De procedure in hoger beroep4.6 Tegen de beslissingen van de rechtbank komt [appellant 1] op met zeven grieven. Deze grieven lenen zich voor gezamenlijke behandeling en worden hierna besproken. [appellant 1] heeft ook zijn eis gewijzigd. Hij vordert in hoger beroep dat het hof een aantal verboden en geboden zal opleggen met betrekking tot het gebruik van het perceel van [appellant 1] en voor recht zal verklaren dat hij gerechtigd is zijn perceel af te sluiten met een hek, mits hij [geïntimeerde 1] en [geïntimeerde 3] daarvan een sleutel ter beschikking stelt.
4.7
De rechtbank heeft in het bestreden vonnis vastgesteld dat tussen partijen niet in geschil is dat door verjaring een recht van erfdienstbaarheid is verkregen door [geïntimeerde 1] . In hoger beroep bestrijdt [appellant 1] deze vaststelling door de rechtbank. Hij komt, naar eigen zeggen, terug op zijn standpunt dat er na verloop van tijd een gebruiksrecht door verjaring zou zijn ontstaan ten gunste van [geïntimeerde 1] . [appellant 1] geeft echter geen kwalificatie aan het recht van gebruik dat [geïntimeerde 1] volgens [appellant 1] wèl toekomt.
[geïntimeerde 1] en [geïntimeerde 3] stellen zich op het standpunt dat [appellant 1] hiermee terugkomt op een gerechtelijke erkentenis. Wat hier verder ook van zij, uitgangspunt voor het hof is, evenals voor de rechtbank, dat [geïntimeerde 1] een recht van erfdienstbaarheid heeft verkregen op het perceel van [appellant 1] . Dit uitgangspunt is gebaseerd op het volgende.
4.8
Een erfdienstbaarheid kan door verjaring worden verkregen, krachtens artikel 3:99 lid 1 BW na tien jaar onafgebroken bezit te goeder trouw of krachtens artikel 3:105 lid 1 BW in samenhang met de artikelen 3:314 lid 2 BW en 3:306 BW na twintig jaar bij bezit niet te goeder trouw.
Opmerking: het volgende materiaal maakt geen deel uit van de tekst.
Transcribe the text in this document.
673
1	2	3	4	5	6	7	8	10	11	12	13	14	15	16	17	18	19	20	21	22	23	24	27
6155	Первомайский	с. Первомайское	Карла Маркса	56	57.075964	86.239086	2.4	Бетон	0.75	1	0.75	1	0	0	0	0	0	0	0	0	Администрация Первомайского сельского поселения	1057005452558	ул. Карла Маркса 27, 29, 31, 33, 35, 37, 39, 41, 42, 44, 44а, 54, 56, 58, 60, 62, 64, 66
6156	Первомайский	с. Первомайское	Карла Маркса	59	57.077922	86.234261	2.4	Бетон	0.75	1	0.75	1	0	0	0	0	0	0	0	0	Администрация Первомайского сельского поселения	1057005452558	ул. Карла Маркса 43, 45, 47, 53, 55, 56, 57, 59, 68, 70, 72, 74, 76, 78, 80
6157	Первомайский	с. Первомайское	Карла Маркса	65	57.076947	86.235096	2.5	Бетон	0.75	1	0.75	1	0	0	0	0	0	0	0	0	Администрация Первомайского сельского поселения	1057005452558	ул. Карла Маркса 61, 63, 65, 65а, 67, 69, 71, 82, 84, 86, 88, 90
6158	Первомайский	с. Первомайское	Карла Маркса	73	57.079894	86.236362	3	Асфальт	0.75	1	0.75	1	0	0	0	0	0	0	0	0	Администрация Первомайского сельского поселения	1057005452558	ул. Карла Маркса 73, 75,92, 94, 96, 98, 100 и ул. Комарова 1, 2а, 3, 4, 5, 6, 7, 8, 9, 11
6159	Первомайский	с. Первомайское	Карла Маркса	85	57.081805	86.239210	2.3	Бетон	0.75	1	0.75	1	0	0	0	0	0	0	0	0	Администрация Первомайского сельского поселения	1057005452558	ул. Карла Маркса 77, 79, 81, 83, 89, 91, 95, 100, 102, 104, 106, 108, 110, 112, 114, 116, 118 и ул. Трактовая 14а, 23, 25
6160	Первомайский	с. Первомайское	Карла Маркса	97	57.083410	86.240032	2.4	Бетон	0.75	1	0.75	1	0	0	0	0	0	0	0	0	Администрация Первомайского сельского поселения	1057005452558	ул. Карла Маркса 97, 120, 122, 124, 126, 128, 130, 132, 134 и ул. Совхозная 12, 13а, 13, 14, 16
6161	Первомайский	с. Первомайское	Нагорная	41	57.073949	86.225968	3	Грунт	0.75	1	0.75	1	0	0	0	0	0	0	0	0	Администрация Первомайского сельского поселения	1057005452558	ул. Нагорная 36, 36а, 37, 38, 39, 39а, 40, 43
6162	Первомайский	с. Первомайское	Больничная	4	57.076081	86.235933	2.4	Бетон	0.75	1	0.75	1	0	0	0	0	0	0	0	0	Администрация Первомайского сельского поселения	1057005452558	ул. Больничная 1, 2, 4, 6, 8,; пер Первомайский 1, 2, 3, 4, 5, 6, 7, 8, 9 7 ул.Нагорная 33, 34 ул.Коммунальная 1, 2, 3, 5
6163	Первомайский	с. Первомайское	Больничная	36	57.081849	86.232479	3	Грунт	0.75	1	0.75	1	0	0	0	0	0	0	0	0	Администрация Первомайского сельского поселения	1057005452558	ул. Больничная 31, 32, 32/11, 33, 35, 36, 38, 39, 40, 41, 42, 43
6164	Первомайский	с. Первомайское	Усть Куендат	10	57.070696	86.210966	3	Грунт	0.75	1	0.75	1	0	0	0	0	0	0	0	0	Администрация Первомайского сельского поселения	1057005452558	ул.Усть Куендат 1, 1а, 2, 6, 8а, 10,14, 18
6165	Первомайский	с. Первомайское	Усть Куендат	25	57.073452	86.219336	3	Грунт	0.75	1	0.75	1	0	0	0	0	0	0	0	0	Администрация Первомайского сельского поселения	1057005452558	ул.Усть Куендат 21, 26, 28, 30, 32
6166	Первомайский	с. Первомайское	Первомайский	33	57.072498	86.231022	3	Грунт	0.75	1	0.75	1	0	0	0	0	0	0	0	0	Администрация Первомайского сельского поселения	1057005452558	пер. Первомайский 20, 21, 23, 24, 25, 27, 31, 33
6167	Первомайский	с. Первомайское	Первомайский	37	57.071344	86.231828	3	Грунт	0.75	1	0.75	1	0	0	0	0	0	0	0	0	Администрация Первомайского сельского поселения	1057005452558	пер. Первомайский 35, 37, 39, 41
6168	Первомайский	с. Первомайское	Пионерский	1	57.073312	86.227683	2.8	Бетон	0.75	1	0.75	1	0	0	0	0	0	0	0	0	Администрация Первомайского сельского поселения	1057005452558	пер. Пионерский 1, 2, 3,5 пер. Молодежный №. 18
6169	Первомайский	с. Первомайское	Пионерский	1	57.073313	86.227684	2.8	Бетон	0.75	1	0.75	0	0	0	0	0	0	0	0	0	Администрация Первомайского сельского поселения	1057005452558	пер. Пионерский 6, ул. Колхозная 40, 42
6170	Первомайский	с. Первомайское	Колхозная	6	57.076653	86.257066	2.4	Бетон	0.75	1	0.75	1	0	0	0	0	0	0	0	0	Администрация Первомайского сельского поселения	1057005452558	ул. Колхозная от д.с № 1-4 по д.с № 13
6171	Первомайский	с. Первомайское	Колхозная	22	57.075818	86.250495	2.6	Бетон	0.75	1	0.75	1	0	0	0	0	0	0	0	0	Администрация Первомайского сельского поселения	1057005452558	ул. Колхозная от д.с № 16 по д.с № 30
Tussen partijen staat vast dat er nooit een notariële akte van erfdienstbaarheid is opgesteld en ingeschreven in de openbare registers. In deze procedure is dus niet aan de orde dat [geïntimeerde 1] en/of zijn rechtsvoorgangers een zakelijk recht van erfdienstbaarheid hebben kunnen ontlenen aan een vestiging daarvan door inschrijving van een notariële akte of door tien jaar onafgebroken bezit te goeder trouw. Uit artikel 3:23 BW volgt dat een beroep op goede trouw niet wordt aanvaard wanneer dit beroep insluit een beroep op onbekendheid met feiten die door raadpleging van de registers zouden zijn gekend. Raadpleging van de registers door [geïntimeerde 1] en/of zijn rechtsvoorgangers zou kennis hebben gebracht van het niet bestaan van een gevestigde erfdienstbaarheid. Feiten die dit anders zouden maken zijn gesteld noch gebleken.
4.9
Vervolgens is de vraag of kan worden aangenomen dat door bevrijdende verjaring een erfdienstbaarheid is ontstaan. Artikel 3:105 lid 1 BW vereist dat er bezit is op het tijdstip waarop de verjaring van de rechtsvordering strekkende tot beëindiging van het bezit wordt voltooid.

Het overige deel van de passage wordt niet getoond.